Camino Day 35

The highlight of today was a nice long catch-up via zoom with friends from Australia. As we are resting again today and basically just wandering the town, I thought I deal with a couple of Camino issues no one mentions.

The first is that there is not a single public toilet on the Camino. Generally the simple solution is to buy a coffee in a bar and use their toilet. But there are stretches without a bar or where the timing is off, and there things get ugly. Not only do people not clean up after themselves, they only go a meter or so off the track. The result is all too often you see toilet paper beside the track. And, seriously, I’m not talking about once in a while – there is a persistent tissue issue. Probably the most significant thing that is needed is education – people need to be told to bring a bag and leave nothing behind (well, they shouldn’t need to be told, but clearly…).

The second thing is graffiti. It constantly amazes us that when packing some people felt the need to include a permanent marker so as to share their deepest thoughts with everyone else.
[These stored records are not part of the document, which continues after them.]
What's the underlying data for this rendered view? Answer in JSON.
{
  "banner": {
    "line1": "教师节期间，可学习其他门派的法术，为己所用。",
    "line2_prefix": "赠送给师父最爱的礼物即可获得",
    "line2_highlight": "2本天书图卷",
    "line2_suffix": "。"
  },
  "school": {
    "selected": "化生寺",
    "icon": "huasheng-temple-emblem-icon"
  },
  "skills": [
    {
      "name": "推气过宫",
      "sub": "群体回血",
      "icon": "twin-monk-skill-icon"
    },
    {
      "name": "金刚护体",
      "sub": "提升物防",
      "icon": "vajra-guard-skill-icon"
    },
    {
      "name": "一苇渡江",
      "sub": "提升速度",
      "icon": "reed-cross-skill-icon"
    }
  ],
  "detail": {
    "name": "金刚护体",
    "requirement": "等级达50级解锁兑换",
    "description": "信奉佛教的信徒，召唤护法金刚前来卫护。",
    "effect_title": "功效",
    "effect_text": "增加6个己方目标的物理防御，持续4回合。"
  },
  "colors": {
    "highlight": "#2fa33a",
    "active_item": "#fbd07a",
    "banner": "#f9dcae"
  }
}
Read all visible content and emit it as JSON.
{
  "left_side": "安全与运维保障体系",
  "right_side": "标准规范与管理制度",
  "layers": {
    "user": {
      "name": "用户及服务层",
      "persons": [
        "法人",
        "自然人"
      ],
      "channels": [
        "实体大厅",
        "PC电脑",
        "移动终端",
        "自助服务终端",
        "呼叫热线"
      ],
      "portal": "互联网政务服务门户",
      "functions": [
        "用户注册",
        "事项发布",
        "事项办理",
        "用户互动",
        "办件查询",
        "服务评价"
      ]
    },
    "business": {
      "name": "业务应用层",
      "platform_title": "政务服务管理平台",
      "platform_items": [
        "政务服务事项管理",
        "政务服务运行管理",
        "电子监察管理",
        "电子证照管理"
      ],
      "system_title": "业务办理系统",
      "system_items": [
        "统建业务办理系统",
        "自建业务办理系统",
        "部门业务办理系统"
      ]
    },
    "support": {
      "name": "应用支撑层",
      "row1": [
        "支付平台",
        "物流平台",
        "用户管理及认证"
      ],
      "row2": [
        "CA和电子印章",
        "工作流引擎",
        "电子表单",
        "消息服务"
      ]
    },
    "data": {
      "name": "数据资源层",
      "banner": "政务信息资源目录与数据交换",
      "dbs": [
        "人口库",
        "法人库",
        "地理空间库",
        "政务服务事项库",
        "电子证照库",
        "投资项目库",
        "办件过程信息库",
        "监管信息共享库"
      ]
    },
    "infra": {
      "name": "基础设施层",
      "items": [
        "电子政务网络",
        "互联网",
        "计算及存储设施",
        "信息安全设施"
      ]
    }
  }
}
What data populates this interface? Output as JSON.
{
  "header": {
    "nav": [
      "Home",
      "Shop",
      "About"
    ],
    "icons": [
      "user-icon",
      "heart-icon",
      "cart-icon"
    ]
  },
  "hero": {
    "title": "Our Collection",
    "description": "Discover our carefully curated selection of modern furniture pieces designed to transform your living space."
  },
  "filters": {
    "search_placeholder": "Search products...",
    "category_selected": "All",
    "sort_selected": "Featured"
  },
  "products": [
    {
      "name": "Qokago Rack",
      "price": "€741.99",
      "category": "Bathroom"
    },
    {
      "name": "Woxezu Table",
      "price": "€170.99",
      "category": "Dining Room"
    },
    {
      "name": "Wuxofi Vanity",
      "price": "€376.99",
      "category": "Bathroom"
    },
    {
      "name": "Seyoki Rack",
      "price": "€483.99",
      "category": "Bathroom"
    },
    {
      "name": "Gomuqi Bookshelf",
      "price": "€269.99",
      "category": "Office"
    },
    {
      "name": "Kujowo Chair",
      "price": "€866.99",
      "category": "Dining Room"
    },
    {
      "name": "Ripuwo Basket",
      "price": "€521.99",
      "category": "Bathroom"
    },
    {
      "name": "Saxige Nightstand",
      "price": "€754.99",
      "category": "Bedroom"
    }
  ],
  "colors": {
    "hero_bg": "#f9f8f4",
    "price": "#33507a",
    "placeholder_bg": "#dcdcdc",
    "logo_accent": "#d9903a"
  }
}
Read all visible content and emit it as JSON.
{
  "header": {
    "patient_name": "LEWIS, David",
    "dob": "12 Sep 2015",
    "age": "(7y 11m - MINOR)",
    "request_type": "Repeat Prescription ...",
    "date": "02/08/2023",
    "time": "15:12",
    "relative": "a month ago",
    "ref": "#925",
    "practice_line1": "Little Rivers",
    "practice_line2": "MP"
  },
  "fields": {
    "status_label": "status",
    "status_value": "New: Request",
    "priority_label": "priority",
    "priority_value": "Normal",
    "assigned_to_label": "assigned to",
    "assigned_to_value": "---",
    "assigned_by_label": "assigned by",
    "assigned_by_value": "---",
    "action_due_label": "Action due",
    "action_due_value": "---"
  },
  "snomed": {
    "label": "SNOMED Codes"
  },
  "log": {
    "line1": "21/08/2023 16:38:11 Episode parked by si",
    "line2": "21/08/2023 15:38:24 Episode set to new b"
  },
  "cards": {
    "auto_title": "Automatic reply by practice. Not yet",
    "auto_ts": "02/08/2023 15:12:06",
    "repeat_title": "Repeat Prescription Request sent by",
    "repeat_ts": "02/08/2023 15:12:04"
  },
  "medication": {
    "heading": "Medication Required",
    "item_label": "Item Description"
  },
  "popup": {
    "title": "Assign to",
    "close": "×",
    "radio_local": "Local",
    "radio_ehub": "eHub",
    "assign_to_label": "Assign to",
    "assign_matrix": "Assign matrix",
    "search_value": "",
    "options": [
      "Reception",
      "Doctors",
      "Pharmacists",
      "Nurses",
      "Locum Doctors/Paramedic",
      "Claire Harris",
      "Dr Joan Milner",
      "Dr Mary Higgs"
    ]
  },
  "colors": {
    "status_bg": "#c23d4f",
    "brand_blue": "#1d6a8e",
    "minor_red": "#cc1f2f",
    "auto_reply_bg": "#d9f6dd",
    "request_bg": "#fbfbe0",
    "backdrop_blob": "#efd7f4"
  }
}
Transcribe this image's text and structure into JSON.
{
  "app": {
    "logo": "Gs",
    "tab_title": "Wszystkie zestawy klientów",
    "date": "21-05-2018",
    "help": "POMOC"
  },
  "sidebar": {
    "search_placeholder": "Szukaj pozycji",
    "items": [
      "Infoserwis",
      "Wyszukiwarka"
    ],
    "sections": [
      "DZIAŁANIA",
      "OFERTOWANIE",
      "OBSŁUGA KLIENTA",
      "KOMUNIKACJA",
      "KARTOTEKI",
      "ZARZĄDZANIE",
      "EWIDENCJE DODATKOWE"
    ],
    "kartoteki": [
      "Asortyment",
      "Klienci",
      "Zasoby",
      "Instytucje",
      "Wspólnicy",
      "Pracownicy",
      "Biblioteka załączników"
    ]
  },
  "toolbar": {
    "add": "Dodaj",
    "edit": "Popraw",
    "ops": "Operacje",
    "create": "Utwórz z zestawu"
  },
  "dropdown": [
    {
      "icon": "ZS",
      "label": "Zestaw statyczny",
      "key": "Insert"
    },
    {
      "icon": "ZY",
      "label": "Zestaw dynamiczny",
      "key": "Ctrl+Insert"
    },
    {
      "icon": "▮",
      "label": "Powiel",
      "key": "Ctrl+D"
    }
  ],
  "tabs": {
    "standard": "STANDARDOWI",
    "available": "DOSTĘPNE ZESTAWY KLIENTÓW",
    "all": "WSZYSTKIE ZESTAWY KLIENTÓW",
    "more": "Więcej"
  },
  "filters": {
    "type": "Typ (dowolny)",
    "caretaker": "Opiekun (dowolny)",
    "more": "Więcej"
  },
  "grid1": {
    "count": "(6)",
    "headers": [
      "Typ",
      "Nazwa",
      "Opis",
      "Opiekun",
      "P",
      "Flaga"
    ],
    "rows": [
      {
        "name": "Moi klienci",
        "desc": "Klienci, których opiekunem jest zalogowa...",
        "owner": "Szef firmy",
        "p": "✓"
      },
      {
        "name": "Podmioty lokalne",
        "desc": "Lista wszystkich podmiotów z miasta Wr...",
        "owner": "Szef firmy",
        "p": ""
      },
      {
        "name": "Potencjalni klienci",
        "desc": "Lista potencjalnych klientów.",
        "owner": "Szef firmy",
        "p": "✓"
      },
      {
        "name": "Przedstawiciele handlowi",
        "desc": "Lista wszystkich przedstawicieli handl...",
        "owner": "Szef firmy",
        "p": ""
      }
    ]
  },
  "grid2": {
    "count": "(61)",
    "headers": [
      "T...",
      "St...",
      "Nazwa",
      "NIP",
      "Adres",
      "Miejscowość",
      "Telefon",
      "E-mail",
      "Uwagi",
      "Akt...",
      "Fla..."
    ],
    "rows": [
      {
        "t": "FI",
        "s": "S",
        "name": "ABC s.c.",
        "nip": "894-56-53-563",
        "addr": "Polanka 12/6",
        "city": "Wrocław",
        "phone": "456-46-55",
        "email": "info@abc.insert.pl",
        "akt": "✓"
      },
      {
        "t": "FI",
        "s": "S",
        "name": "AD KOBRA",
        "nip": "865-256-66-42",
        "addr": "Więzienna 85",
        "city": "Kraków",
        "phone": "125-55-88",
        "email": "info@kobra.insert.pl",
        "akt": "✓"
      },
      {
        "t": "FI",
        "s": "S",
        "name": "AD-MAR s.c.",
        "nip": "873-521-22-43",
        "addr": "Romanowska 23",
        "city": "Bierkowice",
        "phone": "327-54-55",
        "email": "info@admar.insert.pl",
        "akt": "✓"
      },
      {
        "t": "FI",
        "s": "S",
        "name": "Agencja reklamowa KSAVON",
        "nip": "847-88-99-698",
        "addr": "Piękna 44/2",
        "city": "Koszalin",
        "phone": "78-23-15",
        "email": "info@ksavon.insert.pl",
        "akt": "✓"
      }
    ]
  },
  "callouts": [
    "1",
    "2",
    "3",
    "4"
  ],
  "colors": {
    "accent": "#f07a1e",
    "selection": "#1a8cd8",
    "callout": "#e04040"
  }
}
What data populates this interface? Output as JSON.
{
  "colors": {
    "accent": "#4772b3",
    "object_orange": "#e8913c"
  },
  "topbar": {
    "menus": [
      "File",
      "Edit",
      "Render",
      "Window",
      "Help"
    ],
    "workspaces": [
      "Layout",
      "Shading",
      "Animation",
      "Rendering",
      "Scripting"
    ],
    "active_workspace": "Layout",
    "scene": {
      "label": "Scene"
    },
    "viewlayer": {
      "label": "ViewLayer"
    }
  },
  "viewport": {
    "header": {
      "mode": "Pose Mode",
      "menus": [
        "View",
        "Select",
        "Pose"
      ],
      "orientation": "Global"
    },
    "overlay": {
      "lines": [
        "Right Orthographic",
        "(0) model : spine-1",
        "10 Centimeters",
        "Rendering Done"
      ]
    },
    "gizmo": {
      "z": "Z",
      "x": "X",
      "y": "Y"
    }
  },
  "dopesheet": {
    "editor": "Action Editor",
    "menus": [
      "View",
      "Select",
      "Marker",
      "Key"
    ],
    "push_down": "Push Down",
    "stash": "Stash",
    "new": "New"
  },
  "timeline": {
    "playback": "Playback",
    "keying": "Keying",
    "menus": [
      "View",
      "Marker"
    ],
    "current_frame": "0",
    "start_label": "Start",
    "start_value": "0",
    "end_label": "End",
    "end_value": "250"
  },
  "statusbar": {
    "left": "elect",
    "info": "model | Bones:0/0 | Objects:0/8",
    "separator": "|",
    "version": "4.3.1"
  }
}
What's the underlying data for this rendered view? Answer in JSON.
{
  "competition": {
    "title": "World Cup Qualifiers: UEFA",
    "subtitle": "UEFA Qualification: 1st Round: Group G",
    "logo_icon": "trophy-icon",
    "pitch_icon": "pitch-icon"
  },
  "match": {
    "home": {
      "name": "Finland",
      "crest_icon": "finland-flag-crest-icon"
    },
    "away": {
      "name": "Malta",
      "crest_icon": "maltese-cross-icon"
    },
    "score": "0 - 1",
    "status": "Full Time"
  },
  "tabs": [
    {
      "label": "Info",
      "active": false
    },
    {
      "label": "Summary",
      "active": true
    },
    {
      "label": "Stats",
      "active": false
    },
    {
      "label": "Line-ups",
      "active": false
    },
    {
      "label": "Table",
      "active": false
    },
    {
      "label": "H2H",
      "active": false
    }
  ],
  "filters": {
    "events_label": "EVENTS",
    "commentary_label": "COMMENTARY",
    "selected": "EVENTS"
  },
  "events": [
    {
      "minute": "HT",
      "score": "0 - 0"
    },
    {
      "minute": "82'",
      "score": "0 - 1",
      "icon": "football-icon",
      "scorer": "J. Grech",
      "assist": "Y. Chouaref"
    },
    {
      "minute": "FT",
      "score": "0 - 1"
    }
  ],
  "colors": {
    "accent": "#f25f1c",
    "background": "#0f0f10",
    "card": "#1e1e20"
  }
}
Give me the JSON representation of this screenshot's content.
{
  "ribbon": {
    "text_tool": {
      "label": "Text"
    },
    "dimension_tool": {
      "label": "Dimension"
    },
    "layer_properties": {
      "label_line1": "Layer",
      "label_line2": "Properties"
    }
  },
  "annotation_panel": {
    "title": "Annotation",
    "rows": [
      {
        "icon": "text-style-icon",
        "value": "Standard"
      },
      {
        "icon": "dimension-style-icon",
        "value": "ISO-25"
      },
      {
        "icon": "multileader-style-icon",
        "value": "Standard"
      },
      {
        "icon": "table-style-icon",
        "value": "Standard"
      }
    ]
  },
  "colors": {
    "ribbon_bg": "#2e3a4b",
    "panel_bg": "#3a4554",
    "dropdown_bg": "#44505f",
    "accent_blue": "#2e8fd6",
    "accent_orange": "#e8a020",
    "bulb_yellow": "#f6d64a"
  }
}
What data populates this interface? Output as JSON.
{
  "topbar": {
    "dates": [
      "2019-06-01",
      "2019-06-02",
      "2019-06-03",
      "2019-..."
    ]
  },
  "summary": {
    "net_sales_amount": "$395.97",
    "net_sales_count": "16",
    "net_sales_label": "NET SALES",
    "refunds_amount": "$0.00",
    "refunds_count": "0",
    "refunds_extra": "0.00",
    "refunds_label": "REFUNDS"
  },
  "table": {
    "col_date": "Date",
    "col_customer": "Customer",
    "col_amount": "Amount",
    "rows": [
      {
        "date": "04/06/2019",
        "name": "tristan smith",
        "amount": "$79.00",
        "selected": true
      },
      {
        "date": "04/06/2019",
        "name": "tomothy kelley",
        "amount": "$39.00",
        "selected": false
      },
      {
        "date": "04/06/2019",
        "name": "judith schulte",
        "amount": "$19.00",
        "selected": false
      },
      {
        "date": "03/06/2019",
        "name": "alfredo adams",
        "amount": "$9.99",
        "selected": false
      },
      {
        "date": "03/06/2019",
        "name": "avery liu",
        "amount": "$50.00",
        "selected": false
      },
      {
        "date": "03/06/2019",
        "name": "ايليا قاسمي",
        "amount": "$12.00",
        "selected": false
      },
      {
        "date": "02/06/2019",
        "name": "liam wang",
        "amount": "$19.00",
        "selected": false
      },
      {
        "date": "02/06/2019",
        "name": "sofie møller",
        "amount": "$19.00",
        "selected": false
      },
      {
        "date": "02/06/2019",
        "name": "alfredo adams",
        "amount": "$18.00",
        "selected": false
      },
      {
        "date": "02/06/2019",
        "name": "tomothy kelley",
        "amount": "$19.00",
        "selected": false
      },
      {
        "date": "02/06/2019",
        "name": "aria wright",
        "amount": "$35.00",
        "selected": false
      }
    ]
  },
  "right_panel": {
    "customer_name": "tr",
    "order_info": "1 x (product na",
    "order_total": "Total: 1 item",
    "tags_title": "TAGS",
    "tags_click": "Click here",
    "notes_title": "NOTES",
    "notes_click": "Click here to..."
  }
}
What makes it more frustrating is that they feel the need to share those thought on the limited available space on the way-markers. It’s incredibly selfish, and seems especially so because these people’s deepest thought seem to have been procured form Christmas crackers.

That said, there has been more interesting graffiti. All the way across Spain some local group has asserted their independence through crossing out or amending the signs for the area we find ourselves in. For example we are in Castile y Leon and at first people have crossed out the ‘y Leon’ but as we’ve moved West they have been crossing out the ‘Castile y’. In the Basque Country the graffiti was often far less subtle and would involve massive and repeated over-writing of previous messages.